「ゼロからのOS自作入門」を Rust でやる (第17章)

いつの間にかこのシリーズも10記事を超えていました。 本記事で11記事目です。 難所をいくつも越え、なんとか最終章まで続けられそうな気がしてきました。 頑張っていきましょう。

第17章

FATファイルシステムを扱えるようにする章です。 この章ではFATファイルシステムのルートディレクトリのファイル一覧を出力できるようにします。

FAT ファイルシステムをカーネルから参照できるようにする (day17a)

「ゼロからのOS自作入門」ではファイルシステムの実装にあたり、ブロックデバイスからの読み書きはサポートしていません。 代わりに、メモリの一部分をブロックデバイスと見なし、メモリ上にファイルシステムを構築します。
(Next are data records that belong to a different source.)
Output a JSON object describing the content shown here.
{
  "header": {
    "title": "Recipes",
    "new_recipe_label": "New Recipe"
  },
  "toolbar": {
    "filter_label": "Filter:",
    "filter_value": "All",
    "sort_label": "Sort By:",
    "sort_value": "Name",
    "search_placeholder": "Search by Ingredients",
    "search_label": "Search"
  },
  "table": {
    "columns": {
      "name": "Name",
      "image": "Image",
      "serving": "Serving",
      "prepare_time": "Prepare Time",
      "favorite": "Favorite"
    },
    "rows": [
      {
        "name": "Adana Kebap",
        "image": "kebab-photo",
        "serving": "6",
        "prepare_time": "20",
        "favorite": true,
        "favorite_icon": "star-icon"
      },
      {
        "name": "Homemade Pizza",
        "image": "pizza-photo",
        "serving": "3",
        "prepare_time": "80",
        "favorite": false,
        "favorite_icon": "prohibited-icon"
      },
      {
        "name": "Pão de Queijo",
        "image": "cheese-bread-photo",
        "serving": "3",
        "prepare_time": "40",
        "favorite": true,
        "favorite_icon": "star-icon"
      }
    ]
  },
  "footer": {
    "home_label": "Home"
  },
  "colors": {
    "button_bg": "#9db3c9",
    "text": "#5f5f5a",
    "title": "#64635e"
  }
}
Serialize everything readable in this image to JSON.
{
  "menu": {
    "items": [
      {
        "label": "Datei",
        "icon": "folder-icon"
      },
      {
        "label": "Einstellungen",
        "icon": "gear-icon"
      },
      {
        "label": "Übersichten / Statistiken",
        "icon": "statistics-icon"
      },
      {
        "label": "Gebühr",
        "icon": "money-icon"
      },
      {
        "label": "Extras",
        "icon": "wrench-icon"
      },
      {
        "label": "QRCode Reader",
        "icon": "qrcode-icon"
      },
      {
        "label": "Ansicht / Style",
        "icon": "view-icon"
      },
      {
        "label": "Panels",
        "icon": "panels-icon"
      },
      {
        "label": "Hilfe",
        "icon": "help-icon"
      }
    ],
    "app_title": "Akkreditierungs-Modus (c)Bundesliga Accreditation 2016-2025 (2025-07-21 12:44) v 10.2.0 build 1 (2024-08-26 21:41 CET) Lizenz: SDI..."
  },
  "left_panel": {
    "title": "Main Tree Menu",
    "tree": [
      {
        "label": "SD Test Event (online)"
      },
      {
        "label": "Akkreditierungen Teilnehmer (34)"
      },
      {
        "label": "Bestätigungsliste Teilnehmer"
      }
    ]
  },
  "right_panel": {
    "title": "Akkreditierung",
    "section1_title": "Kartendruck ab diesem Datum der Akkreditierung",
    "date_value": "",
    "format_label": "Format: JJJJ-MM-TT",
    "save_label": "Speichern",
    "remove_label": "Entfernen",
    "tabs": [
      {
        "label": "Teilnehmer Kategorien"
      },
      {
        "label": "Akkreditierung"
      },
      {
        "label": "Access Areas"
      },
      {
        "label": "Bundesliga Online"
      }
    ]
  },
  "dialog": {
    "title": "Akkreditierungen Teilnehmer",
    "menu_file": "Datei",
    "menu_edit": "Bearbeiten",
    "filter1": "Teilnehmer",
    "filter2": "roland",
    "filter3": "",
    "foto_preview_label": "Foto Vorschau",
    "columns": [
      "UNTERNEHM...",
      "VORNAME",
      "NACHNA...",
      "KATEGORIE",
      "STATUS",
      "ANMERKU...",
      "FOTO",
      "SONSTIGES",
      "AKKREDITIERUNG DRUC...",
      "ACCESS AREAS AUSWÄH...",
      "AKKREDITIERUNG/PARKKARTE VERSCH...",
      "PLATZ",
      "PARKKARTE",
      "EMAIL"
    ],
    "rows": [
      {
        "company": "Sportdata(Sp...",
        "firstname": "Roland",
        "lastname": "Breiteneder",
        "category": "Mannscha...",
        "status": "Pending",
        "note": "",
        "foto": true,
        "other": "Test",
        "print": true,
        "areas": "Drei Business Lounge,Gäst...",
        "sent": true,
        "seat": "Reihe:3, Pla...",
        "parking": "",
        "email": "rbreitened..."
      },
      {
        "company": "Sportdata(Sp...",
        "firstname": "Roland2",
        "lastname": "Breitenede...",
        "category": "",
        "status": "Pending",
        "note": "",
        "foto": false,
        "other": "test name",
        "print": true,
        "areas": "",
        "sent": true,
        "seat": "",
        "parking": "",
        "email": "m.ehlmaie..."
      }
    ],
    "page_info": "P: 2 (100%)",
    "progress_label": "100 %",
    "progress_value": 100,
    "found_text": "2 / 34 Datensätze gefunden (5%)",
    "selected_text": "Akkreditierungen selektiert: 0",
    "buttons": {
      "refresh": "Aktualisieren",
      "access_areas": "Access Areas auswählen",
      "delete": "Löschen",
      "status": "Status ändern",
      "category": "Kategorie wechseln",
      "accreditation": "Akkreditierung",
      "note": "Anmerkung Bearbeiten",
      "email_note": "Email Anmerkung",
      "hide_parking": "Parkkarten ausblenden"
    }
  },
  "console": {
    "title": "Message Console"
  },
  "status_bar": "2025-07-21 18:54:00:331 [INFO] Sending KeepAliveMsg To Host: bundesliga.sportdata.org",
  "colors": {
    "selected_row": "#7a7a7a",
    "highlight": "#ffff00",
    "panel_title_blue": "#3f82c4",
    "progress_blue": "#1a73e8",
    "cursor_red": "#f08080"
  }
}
C++ 版実装では UEFI のブロックデバイス読み取り機能を使い、 OS のブートイメージの先頭部分をメモリ上にコピーすることでメモリ上にファイルシステムを構築していました。

Rust 版実装では、ブートローダーは bootloader クレートを利用しているため UEFI に手を入れるのは面倒です (bootloader クレートを fork しないといけない)。 今回は、build.rs で必要なファイルを含んだFATイメージファイルを作成し、バイナリデータとしてカーネル本体にリンクするようにしました。 カーネルのバイナリサイズが16MiB増加しますが、許容範囲でしょう。

github.com

build.rs の処理の流れは以下の通りです。

  1. FAT ファイルシステムのイメージファイルを作成
  2. llvm-objcopy で上記イメージファイルの内容を含むオブジェクトファイルを作成 (_binary_fs_fat_start というシンボルでファイルシステムにアクセスできるようにする)
  3. llvm-ar で上記オブジェクトファイルを含む静的ライブラリを作成し、成果物にリンクするよう cargo に指示する

当初は16Mi要素のバイト配列を定義した Rust ソースコードを出力し、カーネル側ソースコードから include!() する方式を試していましたが、カーネルのコンパイルが終わらなくなってしまったため、静的ライブラリをリンクする方式に変更しました。

FAT ファイルシステムの作成には fatfs クレート を利用しました。 「ゼロからのOS自作入門」で紹介されていた mkfs.fat や mount. を使う方法と異なり、root 権限が不要になるのが良いですね。

ルートディレクトリのファイルを一覧する (day17b)

前節で追加したファイルシステムからルートディレクトリのファイル一覧を取得し表示するコマンド ls を追加します。

github.com

C++版と同じように実装すれば良いかと思いきや、結構引っかかりました。 というのも、「ゼロからのOS自作入門」ではファイルシステムが FAT32 であることを前提としたいたのですが、 今回 Rust 版でカーネルにリンクされたファイルシステムは FAT16 であったため、構造体メンバのアクセス方法などが大きく異なっていたためです。 FAT の仕様上 FAT32 にできるのはボリュームサイズが 32MiB 以上の場合のみで、今回作成した 16MiB のファイルシステムは FAT12 か FAT16 にせざるを得なかったようです。

仕方がないので、 FAT12/FAT16/FAT32 に対応できるようにしました。 実装にあたり、以下のサイトを大いに参考にさせて頂きました。

ファイルシステムの詳細はできるだけ fat モジュールに閉じるようにして、 terminal モジュールからは詳細をあまり意識しなくて良いようにしようとしています。 まだ抽象化は十分ではない感じなので、これから機能を追加しながら綺麗にしていけたらなあと思います。

まとめ

比較的短い章でしたが、 FAT12/16 でのファイルアクセス方法を調べながらコーディングする必要がありなかなか大変でした。 次章はついにアプリケーションが実行できるようになります。 ユーザーランドのプログラムも rust で書きたいものですが、果たしてうまくいくのでしょうか? 次章もお楽しみに。